Четверть часа спустя — читатель, конечно, понимает, что подобные уточнения носят характер приблизительный и точностью в действительности отличаться не могут — Монтинин, Сушкин и Любимов распрощались с Алексеем Алексеевичем и, выйдя из больницы, подошли к пролетке, мрачному экипажу (откуда он, кстати, взялся и кто его снарядил — загадка до сих пор: Монтинин говорил, что ему просто поручили сунуть в него лихача и его пассажиров, а вот кто поручил — штабс-ротмистр от прямого ответа почему-то увиливал) и ожидавшим их нижнему чину конно-полицейской стражи и извозчику.

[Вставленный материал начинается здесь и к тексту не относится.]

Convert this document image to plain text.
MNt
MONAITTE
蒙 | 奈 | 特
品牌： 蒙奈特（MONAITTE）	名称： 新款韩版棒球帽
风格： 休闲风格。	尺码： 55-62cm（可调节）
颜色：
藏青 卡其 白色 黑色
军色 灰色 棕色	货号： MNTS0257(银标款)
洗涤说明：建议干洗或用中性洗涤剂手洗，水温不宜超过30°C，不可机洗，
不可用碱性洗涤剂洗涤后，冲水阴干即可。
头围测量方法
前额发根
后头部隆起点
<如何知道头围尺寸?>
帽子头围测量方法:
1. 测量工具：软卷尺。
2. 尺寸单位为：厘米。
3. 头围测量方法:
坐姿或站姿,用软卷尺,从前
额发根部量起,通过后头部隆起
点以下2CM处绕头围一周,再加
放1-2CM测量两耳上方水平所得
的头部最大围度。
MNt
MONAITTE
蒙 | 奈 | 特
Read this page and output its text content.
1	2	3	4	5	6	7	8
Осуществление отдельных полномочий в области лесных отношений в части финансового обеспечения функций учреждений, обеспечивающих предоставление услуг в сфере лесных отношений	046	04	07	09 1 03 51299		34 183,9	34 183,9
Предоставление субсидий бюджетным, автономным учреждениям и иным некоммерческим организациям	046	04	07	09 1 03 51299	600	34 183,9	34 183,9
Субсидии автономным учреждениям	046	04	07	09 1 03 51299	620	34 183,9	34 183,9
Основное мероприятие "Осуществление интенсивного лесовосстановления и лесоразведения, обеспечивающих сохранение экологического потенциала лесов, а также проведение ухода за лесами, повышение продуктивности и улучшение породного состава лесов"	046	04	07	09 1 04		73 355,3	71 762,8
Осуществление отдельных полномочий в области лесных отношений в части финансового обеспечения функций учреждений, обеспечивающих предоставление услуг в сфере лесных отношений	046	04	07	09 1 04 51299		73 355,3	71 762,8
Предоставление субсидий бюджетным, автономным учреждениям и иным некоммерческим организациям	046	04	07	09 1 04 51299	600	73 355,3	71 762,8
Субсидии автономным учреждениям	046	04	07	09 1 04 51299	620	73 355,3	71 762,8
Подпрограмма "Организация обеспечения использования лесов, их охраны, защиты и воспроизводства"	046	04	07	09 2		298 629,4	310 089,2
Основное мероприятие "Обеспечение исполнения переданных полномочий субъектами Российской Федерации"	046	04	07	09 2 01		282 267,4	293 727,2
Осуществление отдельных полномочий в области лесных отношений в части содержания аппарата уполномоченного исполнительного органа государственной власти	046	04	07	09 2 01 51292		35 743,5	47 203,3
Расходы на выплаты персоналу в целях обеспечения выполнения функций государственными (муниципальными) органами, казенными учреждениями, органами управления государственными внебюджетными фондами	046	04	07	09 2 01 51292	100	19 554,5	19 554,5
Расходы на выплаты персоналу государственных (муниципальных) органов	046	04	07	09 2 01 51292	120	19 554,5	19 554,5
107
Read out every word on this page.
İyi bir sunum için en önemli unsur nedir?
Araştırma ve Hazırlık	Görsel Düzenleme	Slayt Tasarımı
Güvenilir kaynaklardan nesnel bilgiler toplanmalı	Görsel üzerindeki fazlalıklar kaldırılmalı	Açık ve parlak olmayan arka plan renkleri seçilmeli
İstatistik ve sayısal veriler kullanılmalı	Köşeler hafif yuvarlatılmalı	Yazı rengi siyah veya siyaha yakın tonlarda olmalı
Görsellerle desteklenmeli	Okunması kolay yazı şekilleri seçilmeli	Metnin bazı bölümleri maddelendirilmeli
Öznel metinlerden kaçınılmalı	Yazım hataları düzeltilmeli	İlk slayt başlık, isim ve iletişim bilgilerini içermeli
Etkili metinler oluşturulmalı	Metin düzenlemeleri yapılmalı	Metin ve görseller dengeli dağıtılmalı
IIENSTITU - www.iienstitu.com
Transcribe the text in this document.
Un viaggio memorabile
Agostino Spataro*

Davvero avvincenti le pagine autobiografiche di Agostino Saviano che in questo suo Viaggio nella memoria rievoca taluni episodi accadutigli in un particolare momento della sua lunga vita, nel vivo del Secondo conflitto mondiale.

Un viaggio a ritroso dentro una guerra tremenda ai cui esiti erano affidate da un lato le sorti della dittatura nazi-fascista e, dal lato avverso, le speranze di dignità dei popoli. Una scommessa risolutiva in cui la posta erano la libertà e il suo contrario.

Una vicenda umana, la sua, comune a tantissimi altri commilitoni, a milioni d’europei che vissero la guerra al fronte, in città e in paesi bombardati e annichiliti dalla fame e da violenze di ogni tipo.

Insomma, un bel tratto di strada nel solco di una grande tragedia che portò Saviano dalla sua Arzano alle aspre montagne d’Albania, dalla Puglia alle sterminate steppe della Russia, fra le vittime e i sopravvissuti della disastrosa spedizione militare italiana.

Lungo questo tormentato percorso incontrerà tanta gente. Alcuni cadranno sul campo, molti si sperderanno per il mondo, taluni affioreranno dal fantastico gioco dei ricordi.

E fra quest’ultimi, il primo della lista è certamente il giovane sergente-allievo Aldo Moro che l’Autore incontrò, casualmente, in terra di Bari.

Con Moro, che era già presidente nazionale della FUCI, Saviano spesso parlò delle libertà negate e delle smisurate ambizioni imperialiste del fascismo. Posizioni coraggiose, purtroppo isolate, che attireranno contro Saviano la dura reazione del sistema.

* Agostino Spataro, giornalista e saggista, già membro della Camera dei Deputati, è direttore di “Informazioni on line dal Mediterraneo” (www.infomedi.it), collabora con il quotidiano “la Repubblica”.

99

Извозчик встретил их с беспокойством — не слишком, впрочем, большим, так как их веселые лица — это было понятно любому — вряд ли могли скрывать совсем уж нехорошие намерения. Нижний же полицейский чин, напротив, видимо огорчился, поняв, что дело едва ли окончится задержанием лихача: пока начальство отсутствовало, он дал себе труд — оставив в покое копыта ни в чем не повинной лошади — изрядно попугать извозчика рассказами о том, насколько несладко ему придется в арестантской и как его будут ночами выволакивать на допросы к дежурным офицерам, на пути из общей камеры в кабинет подталкивая пинками и зуботычинами.